Meu Deus! Que país é esse que aprova Lei permitindo o uso de drogas pesadas (é isso aí, o usuário hoje tem direito a tratamento e não pode ser preso por usar droga), dificultando a prisão de traficantes (agora pode passar a droga na rodinha sem configurar tráfico), e promulga-se leis MULTANDO comerciantes que permitem o uso do cigarro em suas PROPRIEDADES PARTICULARES (de acesso público) e ainda tem um representante do Ministério Público que invés de trabalhar para tentar moralizar a sociedade, enquadrando traficantes e usuários de DROGAS pesadas, preocupa-se em proibir o uso de cigarros?

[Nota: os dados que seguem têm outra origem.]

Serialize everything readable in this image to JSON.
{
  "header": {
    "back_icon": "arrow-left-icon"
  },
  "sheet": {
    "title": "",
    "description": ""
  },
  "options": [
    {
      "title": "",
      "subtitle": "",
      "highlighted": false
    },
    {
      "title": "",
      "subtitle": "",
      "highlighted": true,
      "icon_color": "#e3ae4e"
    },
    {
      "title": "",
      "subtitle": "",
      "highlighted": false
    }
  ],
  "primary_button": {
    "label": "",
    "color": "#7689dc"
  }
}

Não demora vão ter que proibir o tráfego de veículos, afinal o que mais faz mal na fumaça do cigarro é o que os veículos expelem... Brincadeira de mal gosto ter gente preocupada com os fumantes, que fumam por seu próprio gosto (sem esta de que fumante passivo sofre com o cigarro, porque se isto fosse verdade, os fumantes largariam facilmente o hábito de fumar, bastaria ficar cheirando a fumaça alheia...) e NÃO cometem crimes para obter meios de satisfazer seus vícios tão pouco enquanto estão fumando.
Parabéns à d. Juíza...
Parabéns!
Mais uma ACP mirabolante
Graças a ela não somos capazes de voar livremente por aí - o que, além de ofensa à liberdade de locomoção, é algo deveras frustrante.